De Rémi Fraisse à Cédric Chouviat, quels traits communs se
dégagent des affaires de violences policières que vous avez eu à
traiter ?
Ces affaires ont en commun plusieurs caractéristiques. La première tient
à la communication étatique, avec la mobilisation d’une sémantique
destinée à masquer la réalité, c’est-à-dire la mort, la mutilation
causées par des agents des forces de l’ordre. Prenons le cas de Rémi
Fraisse [1].
Un communiqué de presse, dont on ne connaissait pas vraiment les
auteurs au départ, était repris dans la presse au lendemain de son
décès. On devait apprendre plus tard que le ministère de l’Intérieur
était à l’origine de cette dépêche. Elle signalait un corps retrouvé sur
le chantier de Sivens. C’est tout. Comme pour suggérer un décès
accidentel… Dans un second temps, pour instiller le doute, on a évoqué
l’usage de drogues, la présence d’explosifs dans son sac. Tout cela
était faux, évidemment : l’objectif était d’orienter le public vers
l’hypothèse de faits accidentels, vers un scénario acceptable, d’écarter
toute responsabilité de l’État ou des forces de l’ordre.

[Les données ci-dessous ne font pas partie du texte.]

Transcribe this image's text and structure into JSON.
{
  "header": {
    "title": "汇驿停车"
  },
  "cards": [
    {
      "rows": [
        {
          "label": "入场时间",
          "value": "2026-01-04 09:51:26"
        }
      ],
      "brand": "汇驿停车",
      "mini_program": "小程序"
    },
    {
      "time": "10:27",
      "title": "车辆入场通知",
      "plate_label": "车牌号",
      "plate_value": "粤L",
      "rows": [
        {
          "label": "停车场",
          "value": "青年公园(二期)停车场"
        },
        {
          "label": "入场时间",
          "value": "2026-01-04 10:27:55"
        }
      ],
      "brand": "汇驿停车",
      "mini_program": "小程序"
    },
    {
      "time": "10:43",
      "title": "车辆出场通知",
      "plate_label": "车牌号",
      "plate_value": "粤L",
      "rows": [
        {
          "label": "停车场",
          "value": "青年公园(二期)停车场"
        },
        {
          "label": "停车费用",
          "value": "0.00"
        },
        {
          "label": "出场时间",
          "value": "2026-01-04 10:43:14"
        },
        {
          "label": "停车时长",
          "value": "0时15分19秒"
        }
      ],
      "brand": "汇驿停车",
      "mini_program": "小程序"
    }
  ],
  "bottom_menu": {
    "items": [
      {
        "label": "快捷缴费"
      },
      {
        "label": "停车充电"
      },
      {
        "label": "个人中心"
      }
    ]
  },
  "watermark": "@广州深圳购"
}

Jusqu’à transformer la victime en coupable, en criminel présumé…
À l’étape suivante, lorsque les faits sont parfaitement établis, oui, il
y a des possibilités de culpabilisation, voire de criminalisation de
la victime ou de sa famille. Dans le cas de Geneviève Legay [2],
les autorités ont voulu accréditer, au départ, l’hypothèse d’un banal
accident, sans aucun lien avec les forces de l’ordre : un coup du sort
finalement, contre lequel on ne pouvait rien faire. Aussitôt après les
faits, le procureur de Nice, Jean-Michel Prêtre, avait regardé la France
droit dans les yeux, en affirmant qu’elle n’avait pas été touchée par
les policiers, que ceux-ci n’étaient pas responsables de ses blessures.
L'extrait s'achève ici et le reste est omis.